How US Bishops Should Have Responded to Vatican Hijacking Their Meeting

It was with the proverbial whimper that the recent USCCB meeting in Baltimore went out. The hoped-for and indeed expected bang was thwarted by forces without and within.

The Vatican commanded a halt to the United States bishops taking steps about the clerical abuse crisis and its episcopal component. In a particularly obnoxious example of the Peronist “style” of this papacy, the intervention—apparently known only to Cardinal Cupich, papal confidante and de facto head of the USCCB—canceled out subsidiarity, interfered with the legitimate jurisdiction of bishops, and cynically stepped on the very synodality that bishops were forced to vote for in last month’s rigged Youth Synod.

In this move, we saw an egregious return to the ultramontanist behavior of treating bishops as if they were vicars of the pope, rather than true shepherds who rule their own dioceses in Christ’s name and by His authority. The pope certainly has universal jurisdiction, but individual bishops do not rule on his behalf or by his leave. They rule by a right proper to themselves, which can be removed for bad behavior, but is otherwise inviolable, immediate, and non-transferable.

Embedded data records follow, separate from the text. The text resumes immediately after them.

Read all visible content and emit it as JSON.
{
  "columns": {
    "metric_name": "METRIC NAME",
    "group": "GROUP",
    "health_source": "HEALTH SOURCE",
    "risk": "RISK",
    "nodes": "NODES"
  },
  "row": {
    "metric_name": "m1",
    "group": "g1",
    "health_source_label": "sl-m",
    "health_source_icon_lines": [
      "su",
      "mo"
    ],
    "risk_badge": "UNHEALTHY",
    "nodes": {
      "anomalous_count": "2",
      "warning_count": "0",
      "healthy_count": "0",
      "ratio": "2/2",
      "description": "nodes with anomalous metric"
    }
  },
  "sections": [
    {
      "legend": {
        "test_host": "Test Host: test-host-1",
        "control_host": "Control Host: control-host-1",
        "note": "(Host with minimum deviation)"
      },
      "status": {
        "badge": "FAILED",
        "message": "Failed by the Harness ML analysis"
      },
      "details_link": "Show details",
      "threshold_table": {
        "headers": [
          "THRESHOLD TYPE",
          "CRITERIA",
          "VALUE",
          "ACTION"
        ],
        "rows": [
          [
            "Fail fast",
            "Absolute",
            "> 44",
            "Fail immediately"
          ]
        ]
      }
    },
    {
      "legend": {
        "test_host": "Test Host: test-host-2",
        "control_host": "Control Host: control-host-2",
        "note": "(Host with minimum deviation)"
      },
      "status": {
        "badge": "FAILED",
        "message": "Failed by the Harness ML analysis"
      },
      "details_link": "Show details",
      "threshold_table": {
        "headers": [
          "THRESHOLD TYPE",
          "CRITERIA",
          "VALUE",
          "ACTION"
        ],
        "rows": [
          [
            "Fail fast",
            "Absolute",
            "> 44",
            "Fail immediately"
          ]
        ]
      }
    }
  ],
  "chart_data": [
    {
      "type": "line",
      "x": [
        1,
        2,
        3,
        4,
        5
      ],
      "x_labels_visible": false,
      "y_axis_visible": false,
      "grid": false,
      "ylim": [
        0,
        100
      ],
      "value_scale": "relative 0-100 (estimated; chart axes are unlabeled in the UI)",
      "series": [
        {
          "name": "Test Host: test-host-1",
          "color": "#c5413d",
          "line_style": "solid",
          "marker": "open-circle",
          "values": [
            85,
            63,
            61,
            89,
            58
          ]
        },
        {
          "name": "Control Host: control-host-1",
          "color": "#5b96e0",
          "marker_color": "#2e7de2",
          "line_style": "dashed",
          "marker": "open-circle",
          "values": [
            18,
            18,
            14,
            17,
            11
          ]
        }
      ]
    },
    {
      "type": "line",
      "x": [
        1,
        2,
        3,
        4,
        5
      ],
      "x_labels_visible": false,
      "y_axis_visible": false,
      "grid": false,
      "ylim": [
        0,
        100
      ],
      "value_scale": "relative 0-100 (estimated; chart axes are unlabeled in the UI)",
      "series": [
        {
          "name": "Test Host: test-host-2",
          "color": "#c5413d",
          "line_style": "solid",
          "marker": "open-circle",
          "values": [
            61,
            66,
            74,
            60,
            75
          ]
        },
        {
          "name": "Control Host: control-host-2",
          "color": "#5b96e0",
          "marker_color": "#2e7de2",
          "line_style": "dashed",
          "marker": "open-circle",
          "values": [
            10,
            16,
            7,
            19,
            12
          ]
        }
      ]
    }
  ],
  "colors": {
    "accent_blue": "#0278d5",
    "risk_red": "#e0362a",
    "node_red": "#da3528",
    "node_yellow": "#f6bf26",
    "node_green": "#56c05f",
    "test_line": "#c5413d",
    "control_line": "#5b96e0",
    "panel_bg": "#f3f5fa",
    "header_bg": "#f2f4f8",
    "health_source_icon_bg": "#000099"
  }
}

Put simply, bishops must rule their dioceses; they cannot pass the buck to someone else. They, and not the pope, are officially and normatively in charge of their particular portion of Christ’s Church. To act otherwise would be running away from the sheep and letting the wolves take over. Sadly, it would seem that the wolves have long since moved in and set up shop. It was disappointing, to say the least, that the U.S. bishops were not able to muster the courage to remind the Vatican of a few basic truths of ecclesiology enshrined in canon law, Church tradition, and (just saying) the documents of the Second Vatican Council.

There were forces within, too, that sabotaged the effectiveness of this plenary meeting. The attempt to frame a respectfully earnest request for all the McCarrick documentation was torpedoed by bureaucratic filibuster and the soft mockery of semi-lavender prelates. Thanks to the leftward-leaning tilt of the pushiest high-ranking members of the American episcopacy, the apparent lack of desire in the conservative minority to stand up to them, and the perpetual self-doubting hesitations of the greater number, the U.S. bishops as a whole could not agree on so much as an initial approach to the disciplining of abusive, complicit, unresponsive, or incompetent bishops. It was a very expensive, time-consuming way to say: “We don’t know what we’re doing; we’re not sure where we’re going; and what’s more, we’re content to leave things as they are, as long as we get to act as errand-boys for the pope.”

How different a world it would be if a number of U.S. bishops had stood up and said:

We’re tired of this liberal, confusing, autocratic, Machiavellian, and destructive papacy, and all its pomps and works.